Tak. Z Boga. Nie z nas. Z Boga.
Przed udzieleniem końcowego błogosławieństwa Ojciec Święty
powiedział:
Papież Jan Paweł II dziękuje Kościołowi lubelskiemu za dzisiejszą
gościnę, dziękuje biskupowi, jego współbraciom w biskupstwie,
kapłanom, zakonom męskim i żeńskim, całemu Ludowi Bożemu, dziękuje
wszystkim pielgrzymom, wszystkim uczestnikom tej Najświętszej
Eucharystii, zarówno tym, którzy znajdują się z przodu, jak i poza
moimi plecami; tym, którzy są ze strony lewej i prawej — tak bowiem
szerokim łanem ludzkim otoczyliście papieża w czasie tej niezwykłej
Eucharystii, podczas której otrzymali święcenia kapłańskie synowie
narodu polskiego z różnych diecezji i zgromadzeń. Pozdrawiając
wszystkich pielgrzymów, kieruję to pozdrowienie również i do tych
naszych współbraci Słowian, których transparent znajduje się
naprzeciwko ołtarza — niestety, nie mogę odczytać liter.

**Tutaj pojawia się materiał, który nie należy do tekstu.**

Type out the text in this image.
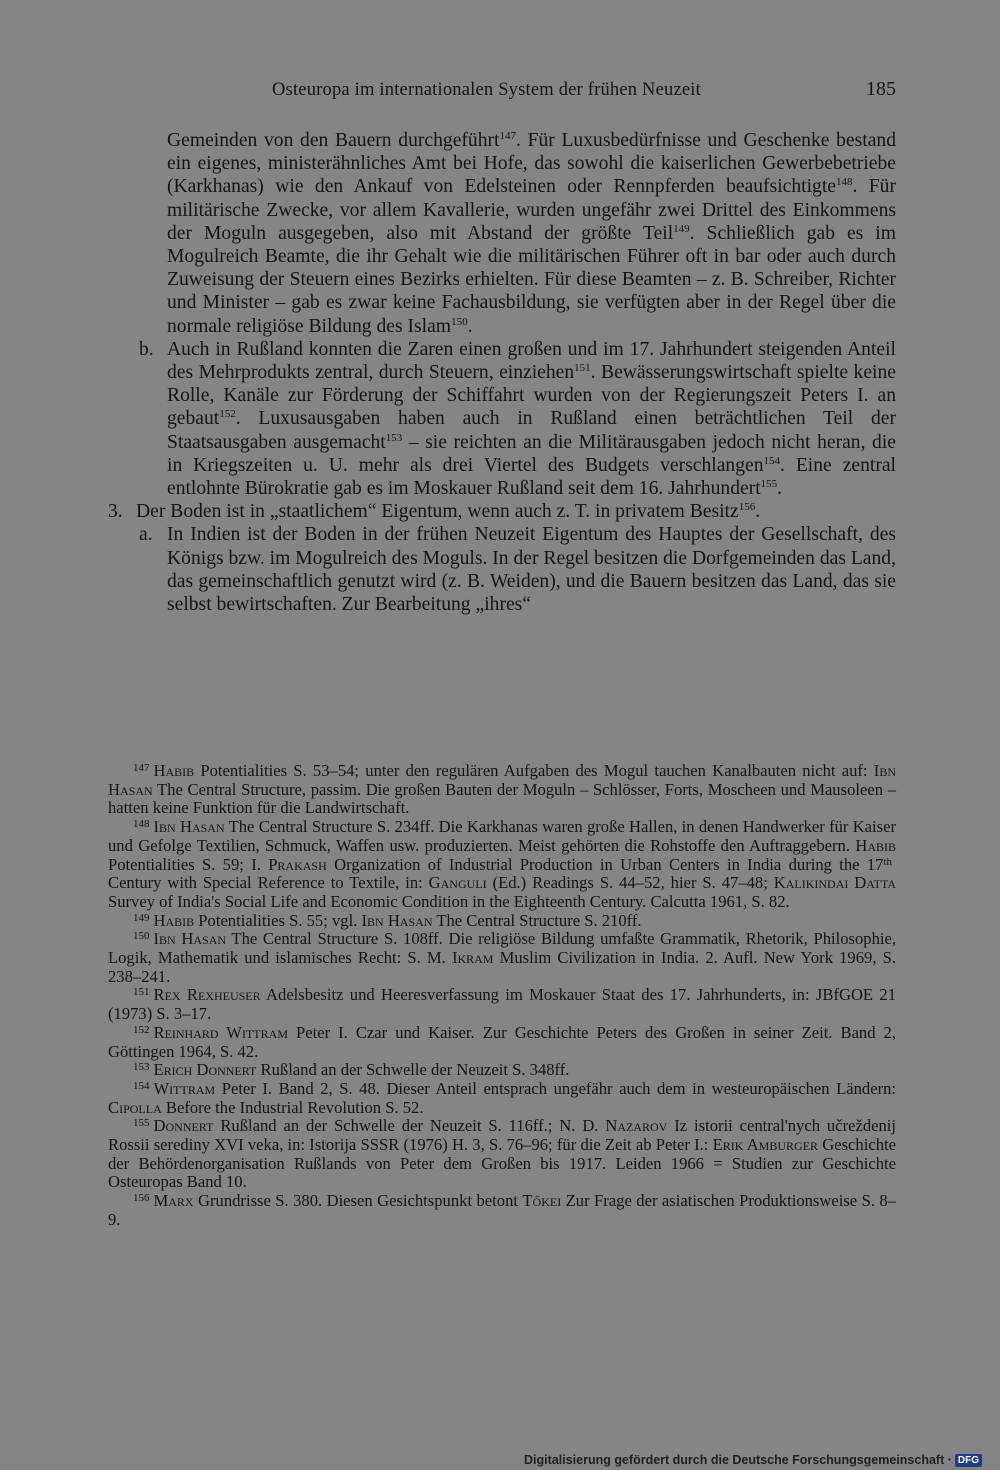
Osteuropa im internationalen System der frühen Neuzeit	185

Gemeinden von den Bauern durchgeführt$^{147}$. Für Luxusbedürfnisse und Geschenke bestand ein eigenes, ministerähnliches Amt bei Hofe, das sowohl die kaiserlichen Gewerbebetriebe (Karkhanas) wie den Ankauf von Edelsteinen oder Rennpferden beaufsichtigte$^{148}$. Für militärische Zwecke, vor allem Kavallerie, wurden ungefähr zwei Drittel des Einkommens der Moguln ausgegeben, also mit Abstand der größte Teil$^{149}$. Schließlich gab es im Mogulreich Beamte, die ihr Gehalt wie die militärischen Führer oft in bar oder auch durch Zuweisung der Steuern eines Bezirks erhielten. Für diese Beamten – z. B. Schreiber, Richter und Minister – gab es zwar keine Fachausbildung, sie verfügten aber in der Regel über die normale religiöse Bildung des Islam$^{150}$.

b. Auch in Rußland konnten die Zaren einen großen und im 17. Jahrhundert steigenden Anteil des Mehrprodukts zentral, durch Steuern, einziehen$^{151}$. Bewässerungswirtschaft spielte keine Rolle, Kanäle zur Förderung der Schiffahrt wurden von der Regierungszeit Peters I. an gebaut$^{152}$. Luxusausgaben haben auch in Rußland einen beträchtlichen Teil der Staatsausgaben ausgemacht$^{153}$ – sie reichten an die Militärausgaben jedoch nicht heran, die in Kriegszeiten u. U. mehr als drei Viertel des Budgets verschlangen$^{154}$. Eine zentral entlohnte Bürokratie gab es im Moskauer Rußland seit dem 16. Jahrhundert$^{155}$.

3. Der Boden ist in „staatlichem“ Eigentum, wenn auch z. T. in privatem Besitz$^{156}$.

a. In Indien ist der Boden in der frühen Neuzeit Eigentum des Hauptes der Gesellschaft, des Königs bzw. im Mogulreich des Moguls. In der Regel besitzen die Dorfgemeinden das Land, das gemeinschaftlich genutzt wird (z. B. Weiden), und die Bauern besitzen das Land, das sie selbst bewirtschaften. Zur Bearbeitung „ihres“

$^{147}$ Habib Potentialities S. 53–54; unter den regulären Aufgaben des Mogul tauchen Kanalbauten nicht auf: Ibn Hasan The Central Structure, passim. Die großen Bauten der Moguln – Schlösser, Forts, Moscheen und Mausoleen – hatten keine Funktion für die Landwirtschaft.

$^{148}$ Ibn Hasan The Central Structure S. 234ff. Die Karkhanas waren große Hallen, in denen Handwerker für Kaiser und Gefolge Textilien, Schmuck, Waffen usw. produzierten. Meist gehörten die Rohstoffe den Auftraggebern. Habib Potentialities S. 59; I. Prakash Organization of Industrial Production in Urban Centers in India during the 17th Century with Special Reference to Textile, in: Ganguli (Ed.) Readings S. 44–52, hier S. 47–48; Kalikindai Datta Survey of India's Social Life and Economic Condition in the Eighteenth Century. Calcutta 1961, S. 82.

$^{149}$ Habib Potentialities S. 55; vgl. Ibn Hasan The Central Structure S. 210ff.

$^{150}$ Ibn Hasan The Central Structure S. 108ff. Die religiöse Bildung umfaßte Grammatik, Rhetorik, Philosophie, Logik, Mathematik und islamisches Recht: S. M. Ikram Muslim Civilization in India. 2. Aufl. New York 1969, S. 238–241.

$^{151}$ Rex Rexheuser Adelsbesitz und Heeresverfassung im Moskauer Staat des 17. Jahrhunderts, in: JBfGOE 21 (1973) S. 3–17.

$^{152}$ Reinhard Wittram Peter I. Czar und Kaiser. Zur Geschichte Peters des Großen in seiner Zeit. Band 2, Göttingen 1964, S. 42.

$^{153}$ Erich Donnert Rußland an der Schwelle der Neuzeit S. 348ff.

$^{154}$ Wittram Peter I. Band 2, S. 48. Dieser Anteil entsprach ungefähr auch dem in westeuropäischen Ländern: Cipolla Before the Industrial Revolution S. 52.

$^{155}$ Donnert Rußland an der Schwelle der Neuzeit S. 116ff.; N. D. Nazarov Iz istorii central'nych učreždenij Rossii serediny XVI veka, in: Istorija SSSR (1976) H. 3, S. 76–96; für die Zeit ab Peter I.: Erik Amburger Geschichte der Behördenorganisation Rußlands von Peter dem Großen bis 1917. Leiden 1966 = Studien zur Geschichte Osteuropas Band 10.

$^{156}$ Marx Grundrisse S. 380. Diesen Gesichtspunkt betont Tőkei Zur Frage der asiatischen Produktionsweise S. 8–9.

Digitalisierung gefördert durch die Deutsche Forschungsgemeinschaft · DFG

Życzymy wszystkim neoprezbiterom, ażeby — tak jak powiedział Pan
Jezus do apostołów — szli i owoc przynosili i żeby owoc ich trwał,
trwał na ziemi polskiej, trwał wszędzie, gdzie ich Pan Jezus powoła
do kapłańskiej służby. Raduję się dzisiaj z Kościołem lubelskim,
który jest matką wszystkich kościołów na tej ziemi, na tej
prastarej, polskiej, jagiellońskiej ziemi. Ziemi doświadczonej,
ziemi wiernej. Wszystkich kościołów coraz to przybywających, bo
rosną rzesze Ludu Bożego, rosną potrzeby świątyń. Raduję się tym, że
przybywa świątyń w diecezji lubelskiej i życzę wam wszystkim, drodzy
bracia i siostry, ażeby Chrystus miał pośród was zawsze i wszędzie
swój dach nad głową.
Wreszcie dziękuję za uczestnictwo w tej Najświętszej Ofierze, za
uczestnictwo wyrażone modlitwą, śpiewem i milczeniem. Bardzo
głębokim, modlitewnym milczeniem wielkiej rzeszy. Myślę, że Pan
Jezus usłyszał i przyjął zarówno słowo, jak śpiew, jak i to nasze
wymowne milczenie, którym powiedzieliśmy tak wiele o sobie. Niech do
Jego Serca trafi i to słowo, i ta pieśń, i to milczenie, i niech
zawsze będzie z nami, i niech zawsze będzie naszą mocą — On, który
przez tysiąc lat był mocą Ludu Bożego na całej polskiej ziemi. Niech
będzie pochwalony Jezus Chrystus.
Jeszcze jedno mam podziękowanie. Chcę podziękować deszczowi, że
dopiero na końcu zaczął padać. Ksiądz biskup lubelski zapowiedział
rano: „nie będzie deszczu”. Cieszę się, że to proroctwo chociaż się
całkiem nie sprawdziło, sprawdziło się jednak w stopniu
wystarczającym. Szczęść Boże wszystkim!